Anche la capitale omonima, Oaxaca de Juárez, è bellissima, sia per la ricchezza delle sue centrali 29 chiese in vari stili anacronici, tra cui lo sfarzoso barocco della Chiesa di Santo Domingo del XVI secolo, adiacente l’interessante Museo delle Culture, o la Catedral Metropolitana del 1533, sia per la sempre festante piazza principale del la Constitucion (nello zocalo), regno di artisti di strada, musica e venditori ambulanti.
Soprattutto, questa brillante capitale sta salendo agli onori della cronaca per le moltissime Gallerie d’Arte rese ancora più internazionali dall’arrivo di tantissimi francesi e canadesi che hanno scelto di trasferirsi qua attratti dall’autenticità di questa terra e dei suoi abitanti.

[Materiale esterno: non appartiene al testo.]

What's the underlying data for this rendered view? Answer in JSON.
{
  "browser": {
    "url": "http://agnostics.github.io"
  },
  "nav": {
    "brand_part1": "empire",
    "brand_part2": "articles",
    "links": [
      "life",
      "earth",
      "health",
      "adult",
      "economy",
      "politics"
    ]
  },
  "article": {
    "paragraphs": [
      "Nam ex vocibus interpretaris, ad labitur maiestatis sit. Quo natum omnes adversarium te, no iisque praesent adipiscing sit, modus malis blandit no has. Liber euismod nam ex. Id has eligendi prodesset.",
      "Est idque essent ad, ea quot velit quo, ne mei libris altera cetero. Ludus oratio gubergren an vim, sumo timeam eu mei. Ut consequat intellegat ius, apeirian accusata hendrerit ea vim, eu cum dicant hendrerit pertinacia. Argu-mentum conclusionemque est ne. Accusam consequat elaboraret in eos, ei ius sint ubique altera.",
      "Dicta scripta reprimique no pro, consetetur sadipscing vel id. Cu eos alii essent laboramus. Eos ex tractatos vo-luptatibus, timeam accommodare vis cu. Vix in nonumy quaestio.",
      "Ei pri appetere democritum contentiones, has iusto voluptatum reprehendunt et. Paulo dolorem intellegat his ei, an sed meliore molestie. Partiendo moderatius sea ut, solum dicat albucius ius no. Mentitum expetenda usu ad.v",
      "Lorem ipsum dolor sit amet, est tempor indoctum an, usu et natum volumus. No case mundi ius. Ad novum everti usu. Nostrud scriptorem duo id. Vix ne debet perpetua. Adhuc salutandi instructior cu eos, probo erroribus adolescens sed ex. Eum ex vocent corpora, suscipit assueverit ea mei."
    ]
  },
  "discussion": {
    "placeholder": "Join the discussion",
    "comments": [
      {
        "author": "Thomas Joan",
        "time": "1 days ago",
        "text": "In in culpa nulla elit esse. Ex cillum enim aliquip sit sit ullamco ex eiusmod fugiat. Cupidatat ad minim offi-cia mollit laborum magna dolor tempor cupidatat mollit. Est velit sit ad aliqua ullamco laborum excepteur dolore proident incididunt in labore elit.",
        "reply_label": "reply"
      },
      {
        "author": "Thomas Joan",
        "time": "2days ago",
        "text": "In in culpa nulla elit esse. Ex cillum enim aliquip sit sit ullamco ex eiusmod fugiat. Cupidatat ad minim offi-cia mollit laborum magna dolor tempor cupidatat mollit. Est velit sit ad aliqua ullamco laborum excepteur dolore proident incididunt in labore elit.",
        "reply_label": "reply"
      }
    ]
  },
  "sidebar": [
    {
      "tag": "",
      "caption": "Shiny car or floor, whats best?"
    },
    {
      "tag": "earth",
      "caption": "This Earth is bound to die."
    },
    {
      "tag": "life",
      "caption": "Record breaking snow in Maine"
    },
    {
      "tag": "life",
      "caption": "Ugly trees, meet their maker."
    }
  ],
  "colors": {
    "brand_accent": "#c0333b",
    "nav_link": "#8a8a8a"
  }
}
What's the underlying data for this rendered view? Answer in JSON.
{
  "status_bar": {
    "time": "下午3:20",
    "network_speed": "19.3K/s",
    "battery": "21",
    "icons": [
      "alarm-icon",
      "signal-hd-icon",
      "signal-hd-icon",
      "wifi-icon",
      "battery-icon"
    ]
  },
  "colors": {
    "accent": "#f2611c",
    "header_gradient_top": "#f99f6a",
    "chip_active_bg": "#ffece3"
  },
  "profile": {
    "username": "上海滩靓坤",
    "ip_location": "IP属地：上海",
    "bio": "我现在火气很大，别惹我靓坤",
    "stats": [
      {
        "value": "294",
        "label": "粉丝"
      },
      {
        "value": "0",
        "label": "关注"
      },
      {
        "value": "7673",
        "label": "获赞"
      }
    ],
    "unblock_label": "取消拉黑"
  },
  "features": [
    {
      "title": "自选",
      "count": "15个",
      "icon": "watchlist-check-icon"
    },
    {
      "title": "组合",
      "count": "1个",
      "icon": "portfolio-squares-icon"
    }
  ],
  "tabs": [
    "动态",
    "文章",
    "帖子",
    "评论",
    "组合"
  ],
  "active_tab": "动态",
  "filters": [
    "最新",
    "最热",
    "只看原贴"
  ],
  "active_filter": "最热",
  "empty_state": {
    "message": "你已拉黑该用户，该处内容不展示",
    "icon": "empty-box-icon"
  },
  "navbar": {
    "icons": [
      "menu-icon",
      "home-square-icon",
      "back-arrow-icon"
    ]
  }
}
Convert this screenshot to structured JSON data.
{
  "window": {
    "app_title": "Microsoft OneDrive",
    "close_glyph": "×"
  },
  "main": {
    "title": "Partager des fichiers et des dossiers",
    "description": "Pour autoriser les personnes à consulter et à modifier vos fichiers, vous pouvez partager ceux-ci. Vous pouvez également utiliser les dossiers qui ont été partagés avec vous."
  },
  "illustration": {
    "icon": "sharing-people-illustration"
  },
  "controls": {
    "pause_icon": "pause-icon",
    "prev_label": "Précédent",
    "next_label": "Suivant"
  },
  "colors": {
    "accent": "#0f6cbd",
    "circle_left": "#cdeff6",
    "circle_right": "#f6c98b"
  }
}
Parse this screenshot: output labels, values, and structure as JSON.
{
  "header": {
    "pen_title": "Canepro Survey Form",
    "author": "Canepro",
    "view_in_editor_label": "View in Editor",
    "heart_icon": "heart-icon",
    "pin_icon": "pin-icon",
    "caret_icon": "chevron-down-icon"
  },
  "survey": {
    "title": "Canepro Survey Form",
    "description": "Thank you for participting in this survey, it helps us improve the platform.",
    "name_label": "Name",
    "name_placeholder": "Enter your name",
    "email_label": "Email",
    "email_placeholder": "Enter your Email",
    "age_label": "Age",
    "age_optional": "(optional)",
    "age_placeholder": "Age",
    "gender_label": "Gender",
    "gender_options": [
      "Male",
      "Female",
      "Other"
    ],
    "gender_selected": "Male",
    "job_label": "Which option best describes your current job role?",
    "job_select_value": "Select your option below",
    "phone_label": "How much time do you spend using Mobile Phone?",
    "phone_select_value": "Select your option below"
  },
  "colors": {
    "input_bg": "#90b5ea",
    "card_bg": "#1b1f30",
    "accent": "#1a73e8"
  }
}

Tra gli altri, forse tra i primi, c’è appunto La Galleria, fondata dal curatore Oliver Martínez Kandt, buon trampolino di lancio non solo per gli artisti messicani.
Infine, va considerato che con soli 50 minuti di volo e poche decine di euro, volando da qui, si gode delle famose spiagge di Puerto Escondido. Un assaggio marino che mi ha permesso di fare sedimentare le tante informazioni acquisite prima del volo transoceanico con Air France.